Selama dalam masa pemeliharaan, penambahan berat badan kambing tidak memperlihatkan perubahan yang berarti, hal ini juga diakibatkan oleh kondisi lingkungan yang tidak stabil, sehingga ketika terjadi penurunan suhu ternak banyak menggunakan energinya untuk menghangatkan tubuhnya, sehingga konsumsi pakan yang dibituhkan ternak hanya sedikit dan akan mengakibatkan penurunan bobot badan. Selain itu juga ada kambing yang mengalami stress akibat proses adaptasi individu ternak yang kurang baik dengan kondisi kandang baru, sehingga membuat konsumsi pakannya terganggu dan menyebabkan penurunan berat badan pada ternak tersebut.
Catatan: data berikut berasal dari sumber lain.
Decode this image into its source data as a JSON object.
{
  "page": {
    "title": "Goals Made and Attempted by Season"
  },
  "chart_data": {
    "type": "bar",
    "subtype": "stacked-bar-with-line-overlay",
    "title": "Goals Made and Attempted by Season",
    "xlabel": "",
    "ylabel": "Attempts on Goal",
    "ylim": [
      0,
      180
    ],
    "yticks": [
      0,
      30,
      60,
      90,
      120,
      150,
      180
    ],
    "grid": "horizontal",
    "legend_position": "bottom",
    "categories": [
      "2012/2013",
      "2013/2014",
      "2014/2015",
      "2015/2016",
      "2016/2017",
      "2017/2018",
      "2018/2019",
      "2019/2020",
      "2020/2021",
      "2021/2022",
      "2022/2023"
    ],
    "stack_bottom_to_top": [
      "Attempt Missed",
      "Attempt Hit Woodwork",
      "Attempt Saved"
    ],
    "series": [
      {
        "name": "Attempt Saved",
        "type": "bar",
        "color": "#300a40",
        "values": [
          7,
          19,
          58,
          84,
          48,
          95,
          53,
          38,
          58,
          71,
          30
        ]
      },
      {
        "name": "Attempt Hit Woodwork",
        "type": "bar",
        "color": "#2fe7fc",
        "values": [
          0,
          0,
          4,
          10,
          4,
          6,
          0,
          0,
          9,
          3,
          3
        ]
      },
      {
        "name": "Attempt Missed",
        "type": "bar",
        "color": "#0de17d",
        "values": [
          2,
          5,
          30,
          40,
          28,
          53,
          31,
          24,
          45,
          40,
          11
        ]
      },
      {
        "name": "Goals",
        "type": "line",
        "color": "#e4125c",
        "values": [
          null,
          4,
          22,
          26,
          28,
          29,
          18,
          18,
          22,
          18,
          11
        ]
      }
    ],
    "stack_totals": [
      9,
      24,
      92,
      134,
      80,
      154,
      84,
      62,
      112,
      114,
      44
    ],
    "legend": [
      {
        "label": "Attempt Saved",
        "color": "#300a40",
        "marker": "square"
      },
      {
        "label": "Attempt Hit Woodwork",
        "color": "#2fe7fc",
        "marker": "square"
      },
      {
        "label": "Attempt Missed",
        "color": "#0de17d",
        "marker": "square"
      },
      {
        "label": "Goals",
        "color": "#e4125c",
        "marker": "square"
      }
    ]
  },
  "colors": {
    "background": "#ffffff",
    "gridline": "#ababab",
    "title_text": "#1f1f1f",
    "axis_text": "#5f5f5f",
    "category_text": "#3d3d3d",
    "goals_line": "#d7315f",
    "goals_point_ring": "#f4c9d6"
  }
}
Hal ini dapat kita lihat pada tabel berikut:
Tabel 4. Hasil penimbangan berat badan kambing pada tanggal 02 dan 27 April 2008

Ternak BBawal (KgBH)/
02-04-2008 BBakhir (KgBh)/
27-04-2008 PBB (KgBH)
Kambing 1 19 23,5 4,5
Kambing 2 20 22,3 2,3
Kambing 3 25 25 0
Kambing 4 20 20,5 0,5
Kambing 5 18 22 3
Kambing 6 26 28 2
Kambing 7 20 20,5 0,5
Kambing 8 18 20 2
Kambing 9 20 24 4
Kambing 10 20 23,5 3,5
Keterangan :
BB : Berat Badan
PBB : Pertambahan Berat Badan


BAB V
SIMPULAN DAN SARAN

5.1 Simpulan
Adapun kesimpulan yang dapat diambil dari Kuliah Kerja Praktek ini yaitu sebagai berikut :
1. Silase adalah pakan yang telah diawetkan yang diproduksi atau dibuat dari tanaman yang dicacah, pakan hijauan, limbah dari industri pertanian dan lain-lain dengan kandungan air pada tingkat tertentu yang diisikan dalam sebuah silo.
2. Pakan yang diberikan kepada ternak kambing yaitu berupa pakan kosentrat pakan hijauan (baik berupa rumput segar maupun daun-daunan), dan silase.
3. Pertambahan berat badan pada ternak kambing dapat berbeda-beda, hal ini besdasarkan jumlah banyak sedikitnya pakan yang dikonsumsi ternak.

5.2 Saran
Dari hasil Kuliah Kerja Praktek yang telah dilakukan disarankan kepada para peternak, harus mengetahui cara pembuatan silase yang benar dan dapat mendapatkan kualitas silase yang baik, sehingga pada musim kemarau yang berkepanjangan kebutuhan akan hijauan dapat terpenuhi.